50年以上前の銀幕、今でも心に…29年ぶり映画館復活の秩父 かつての若者、関係者ら「守っていって」
今月29日、秩父市上野町にユナイテッドシネマ「ウニクス秩父」が開業し、29年ぶりに秩父地域に映画館ができる。市産業支援課によると、1912~93年の期間に計12カ所の映画館(秩父市6、皆野町2、長瀞町1、小鹿野町3)が存在していたが、映画人口の激減などが原因で軒並み閉館。最後まで営業を続けた映画館は、同市中町の「秩父革進舘」だった。当時を知る関係者や市民らは、新しくオープンする映画館に期待を寄せている。
1950年代から93年1月まで営業していた秩父革進舘の跡地には現在、「関根接骨院・革進舘」が立っている。同院創業者で、映画館時代の最後の館長だった関根正幸さん(75)は「父(正作さん)から受け継いだ映画館をできるだけ長く続けたかったが、どうしても採算が取れなかった」と当時を振り返る。
同映画館はコンクリート造り3階建てで、1~2階が計360席のホールだった。
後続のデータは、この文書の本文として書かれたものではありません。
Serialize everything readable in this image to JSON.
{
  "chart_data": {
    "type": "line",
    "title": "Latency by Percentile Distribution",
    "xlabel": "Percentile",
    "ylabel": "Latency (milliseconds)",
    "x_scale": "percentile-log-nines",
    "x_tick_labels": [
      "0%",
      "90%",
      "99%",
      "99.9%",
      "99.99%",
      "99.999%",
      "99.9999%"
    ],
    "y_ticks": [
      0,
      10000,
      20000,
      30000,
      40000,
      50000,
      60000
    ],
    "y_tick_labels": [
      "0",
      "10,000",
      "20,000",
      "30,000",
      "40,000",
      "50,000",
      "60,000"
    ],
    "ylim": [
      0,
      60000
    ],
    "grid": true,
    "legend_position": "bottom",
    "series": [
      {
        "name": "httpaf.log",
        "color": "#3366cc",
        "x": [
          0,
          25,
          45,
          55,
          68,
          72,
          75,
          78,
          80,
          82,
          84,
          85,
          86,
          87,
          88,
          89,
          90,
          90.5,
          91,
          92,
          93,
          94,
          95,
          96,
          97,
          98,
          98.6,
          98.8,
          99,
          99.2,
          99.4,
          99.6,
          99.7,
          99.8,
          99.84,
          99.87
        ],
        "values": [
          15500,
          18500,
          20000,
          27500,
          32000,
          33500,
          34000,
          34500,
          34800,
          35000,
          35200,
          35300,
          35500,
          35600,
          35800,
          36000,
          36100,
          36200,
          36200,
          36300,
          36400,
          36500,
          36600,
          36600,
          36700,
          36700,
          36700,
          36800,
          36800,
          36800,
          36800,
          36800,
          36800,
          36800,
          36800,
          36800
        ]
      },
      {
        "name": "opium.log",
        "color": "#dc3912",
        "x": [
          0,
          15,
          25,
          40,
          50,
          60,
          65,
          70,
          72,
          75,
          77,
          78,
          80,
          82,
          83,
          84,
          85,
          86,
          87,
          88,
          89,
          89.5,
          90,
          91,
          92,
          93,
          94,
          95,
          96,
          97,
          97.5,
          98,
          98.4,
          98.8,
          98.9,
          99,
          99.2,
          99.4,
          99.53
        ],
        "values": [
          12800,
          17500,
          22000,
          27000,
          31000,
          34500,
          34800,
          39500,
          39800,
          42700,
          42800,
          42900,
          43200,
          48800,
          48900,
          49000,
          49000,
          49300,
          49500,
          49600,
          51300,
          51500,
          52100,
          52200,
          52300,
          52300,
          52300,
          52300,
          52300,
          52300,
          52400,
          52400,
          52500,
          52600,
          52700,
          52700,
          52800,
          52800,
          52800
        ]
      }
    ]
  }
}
「現在の映画館はスクリーンがいくつもあり、一度に多くの作品を上映できるが、当時は一つの映画館で1作品が当たり前だった」と関根さんは説明する。革進舘では主に洋画作品を上映。60年代に一世を風靡(ふうび)した映画「ロミオとジュリエット」には、中高生などの若者が連日押し寄せたという。
「テレビなどの娯楽が増えたせいか、70年代に入ると映画人口が激減し、秩父の映画館が次々と消えていった」。熱狂的な映画ファンでもある関根さんは、試行錯誤で映画館経営を続けたが、60年代のにぎわいは取り戻すことができなかった。「周りの映画館が次々と閉館しても、利用客がうちに流れてくることはなかった。それだけ、映画ファンの減少は激しかった」。
映画館を畳んでも、映画好きは変わらない。関根さんは現在も、妻の和子さんと一緒に熊谷市や上里町の映画館に足しげく通っている。和子さんは「近場に映画館ができてうれしい。少子化が進み、厳しい状況は当時と変わらないかもしれないが、優れた運営力で秩父の映画館を守っていってほしい」と期待する。
同市の主婦清水ひで子さん(74)は、10代の時に革進舘や秩父東映昭和館(同市番場町、80年ごろ閉館)によく通っていたという。「ビートルズのドキュメンタリー映画は今でも印象に残っている。結婚して子どもができると、レンタルビデオを利用するようになり、映画館に行く機会はなくなっていった」
清水さんが、最後に映画館に行ったのは30年ほど前。「最近の映画事情は全く分からないが、これを機会に、また映画観賞を趣味にしたい。子どもや若者向け映画のほかに、年配者も楽しめる作品を上映してほしい」と話していた。